Yakuza's Connection to Pachinko Parlors

            Risk, luck, crime, and hope are interwoven themes in Min Jin Lee’s novel, Pachinko. This presentation describes the unsettling connection between Pachinko, a game of chance, to the yakuza, a criminal world. Pachinko follows the story of a Sunja, a woman living through drastic change in East Asia in the 20th century. Sunja faces many hardships as she lives through World War II and political acrimony in Korea. Sunja became pregnant as a teenager with a man named Koh Hansu. Throughout the novel, she and her family receive financial support from mysterious and shady businessman, Koh Hansu.

            Koh Hansu financially controls the family throughout the novel, leaving Sunja to speculate on how he obtains his wealth, “Hansu owned many properties in Osaka. How did he do that? she wondered” (Lee 136). Koh Hansu also owns a restaurant in Osaka where Sunja was employed for part of the novel. Hansu hired a man, Mr. Kim, to manage the restaurant and instructed him to hire Sunja to make kimchi. When a main ingredient in kimchi, cabbage, is scarce, Mr. Kim assures Sunja that he can obtain the vegetable, “I’m looking for some women to make all the kimchi and bandchan for the restaurant. I can get you cabbage” (Lee 215). Sunja believes the availability of ingredients is luck and that she is employed because of her skill as a chef, but it is Hansu that gets her the job. Hansu’s ability to find Sunja and obtain black market cabbage is an indication of his power within the city.

            While not explicitly stated in the novel, Hansu’s suspicious behavior leads the audience to believe that he is involved with the yakuza.

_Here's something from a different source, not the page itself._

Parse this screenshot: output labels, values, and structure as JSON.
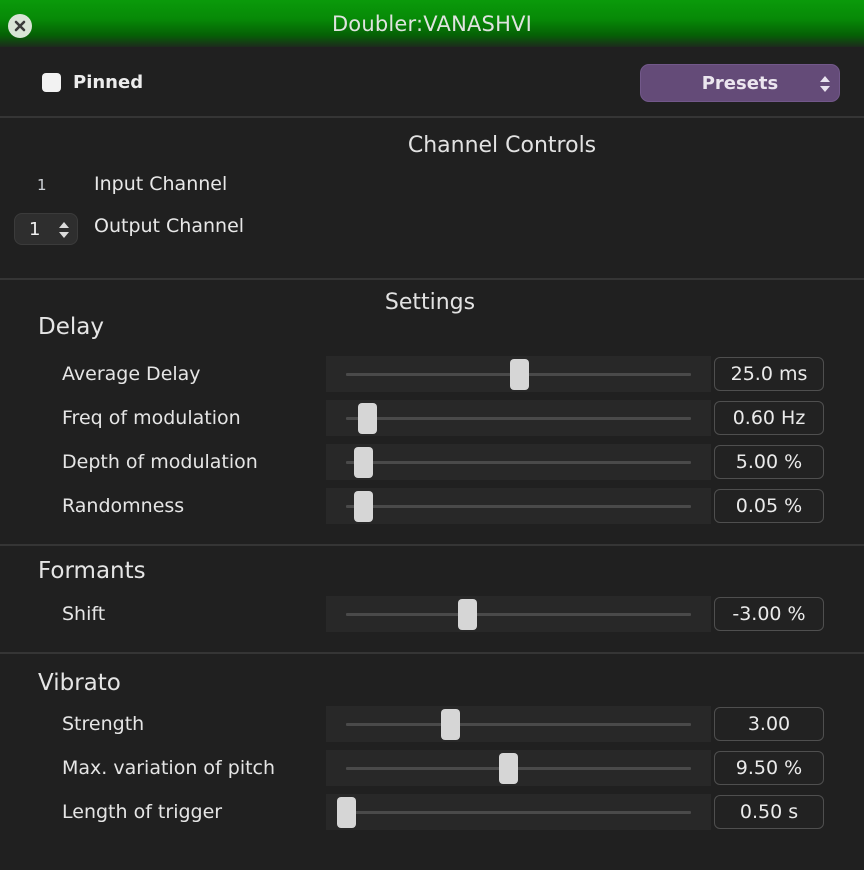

            Later in the novel, Sunja’s grandson, Solomon, is fired from his consulting position because of his father’s ownership of multiple Pachinko parlors. Solomon was hired to broker a real estate deal between one of his company’s clients and an elderly Korean woman selling her home. The woman had been reluctant to sell her property to the company’s client because the client was Japanese. Solomon brought in one of his father’s Korean business partners, Goro, to buy the property from the woman and resell it to the client. When the woman dies shortly following the sale to Goro, the client assumes the worst and backs out of the deal because of Goro’s connection to the Pachinko industry. Goro, surprised at this accusation, claims he had no part in her death. Solomon loses his job because of perceived suspicious circumstances.

              This exhibit describes connection between organized crime in Japan and the Pachinko industry. Many aspects of the Pachinko industry could be considered gambling and an opportunity for organized crime to maintain power and control. The game of Pachinko and its connection to organized crime is a metaphor for life and the mysterious forces that control fate.

 

            Thank you for reading, and I hope you enjoy my exhibit.